A major Belgian horse trader will be tried from Tuesday in Marseille, in the south of France, for organized fraud and deception endangering human health. He is suspected of having introduced animals unfit for consumption into the food chain.
According to the prosecution, Jean-Marc Decker, a 58-year-old merchant based in Bastogne (eastern Belgium), is the “pivot of a vast international horse traffic“. Seventeen other defendants, horse dealers, touts, veterinarians, including three Belgians and two Dutch, are judged alongside him as well as a wholesale company of horse meat from Gard (south of France). The investigation opened in France in 2013 and then carried out jointly with Belgian investigators, had started in the slaughterhouse of Alès (south) on the basis of a report from the National Brigade for Veterinary and Phytosanitary Investigations. The veterinary services had uncovered a series of frauds based on the falsification of identification books and health documents accompanying the animals as well as breaches of European regulations concerning horses imported from countries of the Union.
The traceability of the past and the drug treatments of certain animals was largely blurred, making it impossible to verify their eligibility for slaughter intended for butchers. Among the defendants are many suppliers of Jean-Marc Decker, some of whom admitted having sold animals to him “non-compliant“. Installed in Ain (central-eastern France), a horse dealer explained that a horse without the documents in order is negotiated 100 to 300 euros “while a compliant one is at 600 or 800 euros“.

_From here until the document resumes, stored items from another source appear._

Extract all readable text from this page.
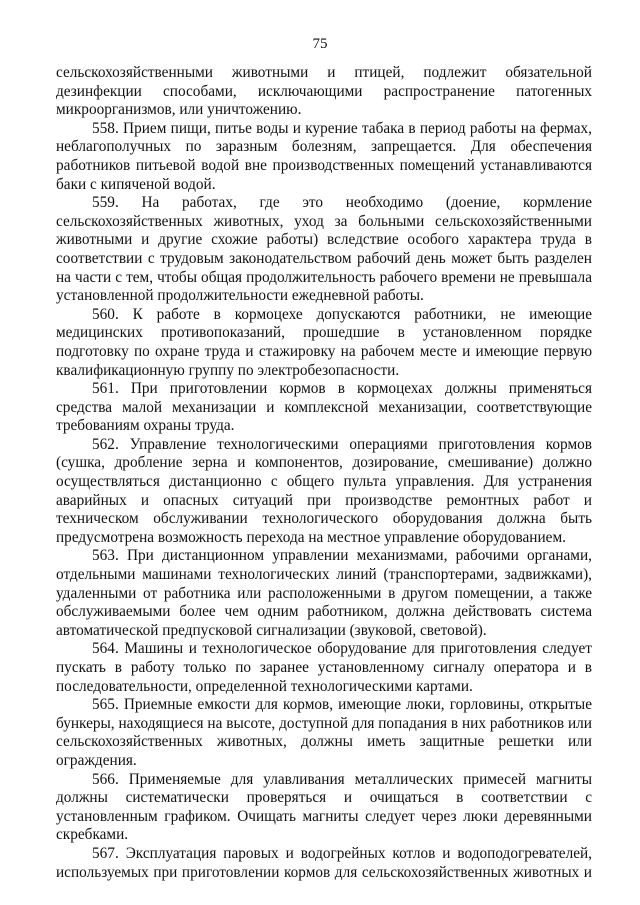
75

сельскохозяйственными животными и птицей, подлежит обязательной дезинфекции способами, исключающими распространение патогенных микроорганизмов, или уничтожению.

558. Прием пищи, питье воды и курение табака в период работы на фермах, неблагополучных по заразным болезням, запрещается. Для обеспечения работников питьевой водой вне производственных помещений устанавливаются баки с кипяченой водой.

559. На работах, где это необходимо (доение, кормление сельскохозяйственных животных, уход за больными сельскохозяйственными животными и другие схожие работы) вследствие особого характера труда в соответствии с трудовым законодательством рабочий день может быть разделен на части с тем, чтобы общая продолжительность рабочего времени не превышала установленной продолжительности ежедневной работы.

560. К работе в кормоцехе допускаются работники, не имеющие медицинских противопоказаний, прошедшие в установленном порядке подготовку по охране труда и стажировку на рабочем месте и имеющие первую квалификационную группу по электробезопасности.

561. При приготовлении кормов в кормоцехах должны применяться средства малой механизации и комплексной механизации, соответствующие требованиям охраны труда.

562. Управление технологическими операциями приготовления кормов (сушка, дробление зерна и компонентов, дозирование, смешивание) должно осуществляться дистанционно с общего пульта управления. Для устранения аварийных и опасных ситуаций при производстве ремонтных работ и техническом обслуживании технологического оборудования должна быть предусмотрена возможность перехода на местное управление оборудованием.

563. При дистанционном управлении механизмами, рабочими органами, отдельными машинами технологических линий (транспортерами, задвижками), удаленными от работника или расположенными в другом помещении, а также обслуживаемыми более чем одним работником, должна действовать система автоматической предпусковой сигнализации (звуковой, световой).

564. Машины и технологическое оборудование для приготовления следует пускать в работу только по заранее установленному сигналу оператора и в последовательности, определенной технологическими картами.

565. Приемные емкости для кормов, имеющие люки, горловины, открытые бункеры, находящиеся на высоте, доступной для попадания в них работников или сельскохозяйственных животных, должны иметь защитные решетки или ограждения.

566. Применяемые для улавливания металлических примесей магниты должны систематически проверяться и очищаться в соответствии с установленным графиком. Очищать магниты следует через люки деревянными скребками.

567. Эксплуатация паровых и водогрейных котлов и водоподогревателей, используемых при приготовлении кормов для сельскохозяйственных животных и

Some touts working for Jean-Marc Decker or his suppliers acquired horses from private individuals, promising them “a peaceful retreat” and of “good carefor their animal but the owners realized that it had ended up in the slaughterhouse. In the Ardennes (eastern France), one of these touts, now 80 years old, even visited a pasture with shelter and stables for the winter in order to convince sellers. Jean-Marc Decker, whose activity covered many European countries, between the purchase and the slaughter of horses, defended himself from any fraud, taking refuge behind the veterinary checks carried out at different stages.
A Belgian veterinarian is on trial for having backdated drug treatment leaflets and handed over 154 blank documents to one of Jean-Marc Decker’s main French suppliers. The investigation also revealedpositive acts of complicity» Veterinary services at the Alès slaughterhouse. His official veterinarian and an auxiliary will be tried for turning a blind eye to the anomalies. At the end of the chain, the wholesale company Equi’d Sud d’Alès and its manager Georges Gonzales are accused of “indifference to the health imperatives governing his profession“. This company, which supplied 80 retailers in the South of France, falsely led to the belief that the meat was of French origin. This first trial, which is due to last until June 24, will be followed by two others already scheduled for January and September 2023.
A second part, with the Narbonne slaughterhouse (south of France) as its epicenter, targets similar acts of deception of consumers and retail traders, on the substantial qualities of the meat introduced on the food market. Some 190 horses from the farm-laboratory of the pharmaceutical group Sanofi Pasteur in Ardèche (south of France) were thus slaughtered. These animals culled after being exploited for the manufacture of serums were “permanently removed from slaughter for human consumption“. This indication on the treatment diaries was replaced by a blank sheet.
In a final case, the investigation of which was closed on March 1, 2022, the fraudulently slaughtered horses were acquired from private individuals by the defendants presenting themselves as managers of an educational farm or a center for disabled children in order to go hiking or equine therapy. The investigation identified more than 150 horse owners who were victims of this scam, of which around fifty have filed civil suits.